Many of the most accessible timeline applications have you create and store your timeline on their site. Even if you display it on your own website through an iframe, your data is still saved in their system and if that tool stops being maintained or is removed entirely, your materials will be lost. This is a very common issue facing digital tools, as the continuous changes to computers and to web structures mean that tools need to be constantly updated to remain functional.
This does not mean that you need to avoid these web applications entirely, just that it is critical for you to take steps to make backups of both your content and the code or styling you use to display your material as a digital project.
Many people start assembling the content for their temporal projects outside of the tool they use to build the digital project. Then, when they start building the digital project, they start making changes to the content itself directly in the tool or application they are using, and don’t think to update their source files too.
It is always a good idea to save your content, including associated media, in a form that is entirely separate from your digital project. If you are using a tool that updates directly from a spreadsheet, this is easy: just save an additional copy of that spreadsheet somewhere else from time to time. Automated online backup systems can “watch” your files for you and do this any time they detect a change, or at scheduled intervals. You can use this same process if you are entering content directly into an html file that displays on a web page as well.
This process is a little harder if you are using a tool that requires you to enter content manually into the timeline program or into a content management system. Regular screenshots can help, but if you accidentally delete something you need or lose the entire project, you would have to spend hours retyping content or finding the media you used. Take an extra few minutes any time you make an update and copy it into a separate file first: a spreadsheet works well for this, but a word document with headings for each event can work just as well. If you are using a tool that has you add media by linking to a url rather than uploading the media directly, make sure you save local copies of the media in the same place. As always, make sure to save a backup of all this source material somewhere else!
If you made a custom-coded version of your timeline project, you are already doing this. If you used the default options and you are either linking directly to the application website or showing the timeline on your site by embedding it, switching to hosting the code for it yourself will help insulate you against unwanted changes to the application. This is only an option with some tools, and some charge a lot for this option. This can be a good reason to choose something like TimelineJS or TimeMapper from the beginning, even if you don’t need to do any custom coding at the beginning.

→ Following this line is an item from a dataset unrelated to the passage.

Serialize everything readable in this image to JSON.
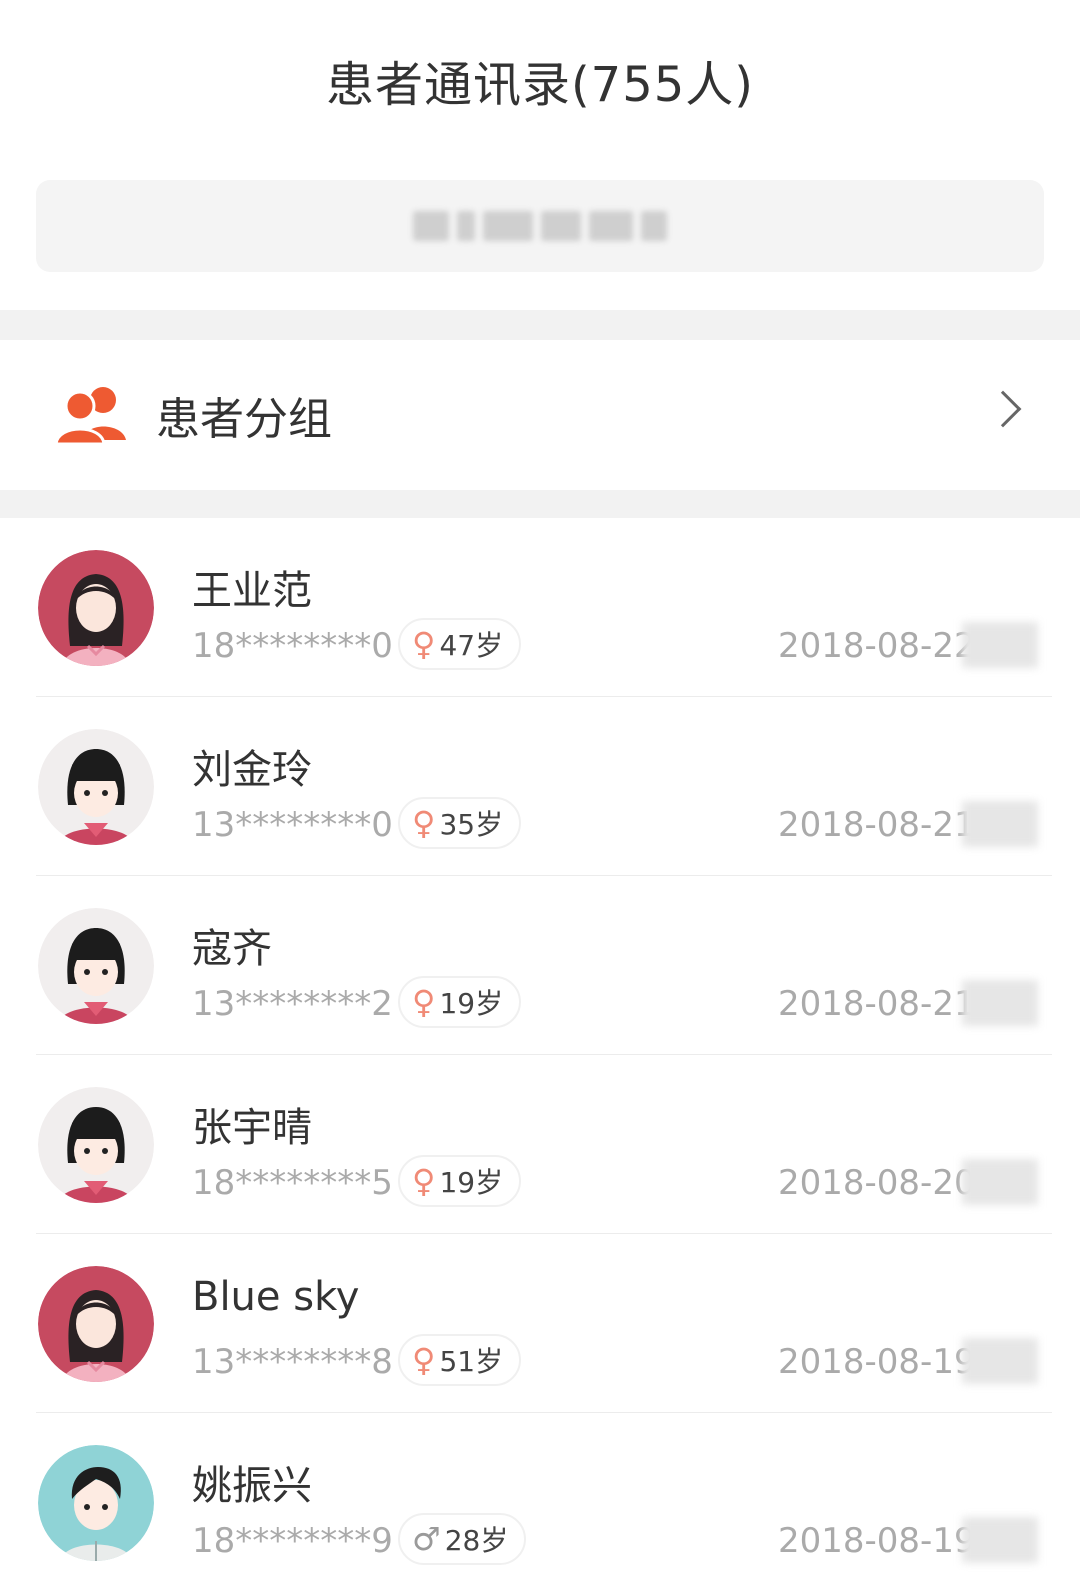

Your temporal project includes a lot more than its content! Whether you are hosting the code yourself or not, you should make sure you have a copy of as much of the code as possible, as well as details about how it looks.
If you’re using an online tool, try taking full-page screenshots of all the settings you’re using, so that you can rebuild them quickly in the same tool. It is also a good idea to save pdfs or screenshots of the timeline’s appearance, and to make periodic archives as described below.
If you’re using a tool like Tiki-Toki that has proprietary code, you may not be able to download all the needed code to rebuild your project if it is lost. Try duplicating your project occasionally so that if something messes up on your “live” version, you can return to your stored copy.
If you do have access to the code, save a copy of all your code files, including the code for the page where you display the project, and a copy of all your media, in a single folder or zip file in a cloud storage or online backup program, and, if possible, also on an external hard drive that is kept somewhere safe. Make sure that you update these backups when you make a change to your program, but save earlier versions long enough that you can go back to them if one of your changes doesn’t work!
You may only need your temporal project to remain accessible for a certain amount of time. After that, you can archive it so that you retain information about the content and the way it functioned without needing to have a usable interactive digital project. If you are already hosting your project yourself, you can save copies of the html files (along with any appropriate script files) as well as copies of the text and media you use. Make sure to use non-proprietary, open access file types wherever possible.